STANFORD, CA.- The
Cantor Arts Center at Stanford University announces the newest project in the Faculty Choice series, which continues this year with an acoustic twist. Mark Applebaum, associate professor of composition and theory in Stanford's Department of Music, composed "The Metaphysics of Notation" specifically for installation at the Cantor Arts Center. The score, on display beginning March 18, will remain on view for 11 months during museum hours, and it will be performed weekly.
This unusual work hangs around the Center's Geballe Family Balcony, concluding in the Rowland K. Rebele Gallery. Musicians -- Stanford students, faculty, and visiting artists -- interpret and perform the work on site at noon each Friday while the work is on view. Admission to the Cantor Arts Center and to the performances is free.
"Applebaum's score is a unique work of visual art teeming with evocative glyphs and densely arranged pictographs. The meaning of these visual figures is deliberately left undefined by the composer," explained Patience Young, who is the Cantor Arts Center's curator for education. "Each performer is invited to make a sonic realization of the score by articulating its signs according to a personal interpretation."
Faculty Choice provides a forum for the exchange of ideas among Cantor Arts Center curators, Stanford University faculty, the university community, and the general public. Individual faculty members are invited to conceive a project or program in any format to engage museum visitors.
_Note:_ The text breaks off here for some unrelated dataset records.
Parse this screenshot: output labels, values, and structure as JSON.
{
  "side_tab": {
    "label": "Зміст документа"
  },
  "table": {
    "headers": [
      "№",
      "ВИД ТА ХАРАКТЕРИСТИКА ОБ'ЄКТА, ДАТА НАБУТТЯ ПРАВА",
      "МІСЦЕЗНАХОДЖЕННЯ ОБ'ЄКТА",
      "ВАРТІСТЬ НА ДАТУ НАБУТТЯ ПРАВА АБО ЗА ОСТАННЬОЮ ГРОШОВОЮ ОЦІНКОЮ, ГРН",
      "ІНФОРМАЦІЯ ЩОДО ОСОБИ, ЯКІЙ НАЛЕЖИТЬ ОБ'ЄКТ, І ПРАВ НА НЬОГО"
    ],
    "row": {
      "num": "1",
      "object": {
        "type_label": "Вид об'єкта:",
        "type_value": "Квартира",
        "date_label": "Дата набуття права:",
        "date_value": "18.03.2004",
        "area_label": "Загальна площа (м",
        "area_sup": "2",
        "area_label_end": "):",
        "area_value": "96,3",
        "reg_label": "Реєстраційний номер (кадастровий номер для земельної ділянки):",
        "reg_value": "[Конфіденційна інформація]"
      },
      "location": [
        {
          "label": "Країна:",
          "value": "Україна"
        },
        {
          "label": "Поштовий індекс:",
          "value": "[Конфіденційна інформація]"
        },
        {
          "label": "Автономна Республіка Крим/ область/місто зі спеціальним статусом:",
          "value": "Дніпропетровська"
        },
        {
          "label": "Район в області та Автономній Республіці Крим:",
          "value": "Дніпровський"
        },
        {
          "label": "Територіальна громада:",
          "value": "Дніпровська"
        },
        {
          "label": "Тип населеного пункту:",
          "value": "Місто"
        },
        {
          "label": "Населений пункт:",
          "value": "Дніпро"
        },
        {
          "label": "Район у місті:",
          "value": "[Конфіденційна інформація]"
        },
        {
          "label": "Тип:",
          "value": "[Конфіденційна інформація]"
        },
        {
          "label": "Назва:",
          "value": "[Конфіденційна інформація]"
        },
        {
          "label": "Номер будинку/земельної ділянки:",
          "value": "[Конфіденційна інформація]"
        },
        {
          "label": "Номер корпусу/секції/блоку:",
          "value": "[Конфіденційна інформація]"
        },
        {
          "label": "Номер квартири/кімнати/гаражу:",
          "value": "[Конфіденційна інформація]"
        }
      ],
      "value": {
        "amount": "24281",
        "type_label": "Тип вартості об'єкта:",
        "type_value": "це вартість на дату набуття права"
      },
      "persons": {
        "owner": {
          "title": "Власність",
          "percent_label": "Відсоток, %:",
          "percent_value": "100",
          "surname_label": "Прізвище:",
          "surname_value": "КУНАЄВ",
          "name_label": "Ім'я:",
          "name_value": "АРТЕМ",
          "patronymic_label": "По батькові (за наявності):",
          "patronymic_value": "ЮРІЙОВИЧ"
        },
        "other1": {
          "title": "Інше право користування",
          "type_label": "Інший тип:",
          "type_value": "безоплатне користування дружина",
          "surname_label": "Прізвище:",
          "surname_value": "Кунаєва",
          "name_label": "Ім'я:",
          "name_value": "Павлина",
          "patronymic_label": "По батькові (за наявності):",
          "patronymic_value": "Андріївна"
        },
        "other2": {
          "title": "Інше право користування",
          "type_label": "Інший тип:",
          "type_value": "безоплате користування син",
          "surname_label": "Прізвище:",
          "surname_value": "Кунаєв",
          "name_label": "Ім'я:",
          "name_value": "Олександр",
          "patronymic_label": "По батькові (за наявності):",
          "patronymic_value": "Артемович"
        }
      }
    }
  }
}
Presentation of "The Metaphysics of Notation" is a collaboration that represents the Center's goal to involve Stanford faculty and students in ways meaningful to their own work and studies and to bring their work to the attention of the visiting public.
Faculty Choice is supported by the Barbara Silverman Fund. The associated Friday music series is supported by the Joan and John Jay Corley Fund for Performance.
Applebaum's solo, chamber, orchestral, choral, operatic, and electroacoustic music has been performed throughout the Americas, Europe, Asia, and Africa, with notable premieres at the Darmstadt Summer Sessions. Applebaum is active as a jazz pianist and especially as a designer of new, experimental instruments, which he calls "soundsculptures." These instruments -- tangles of junk, found objects, and hardware mounted on electroacoustic soundboards -- illustrate his current preoccupation with visually arresting music notation, leading to "The Metaphysics of Notation."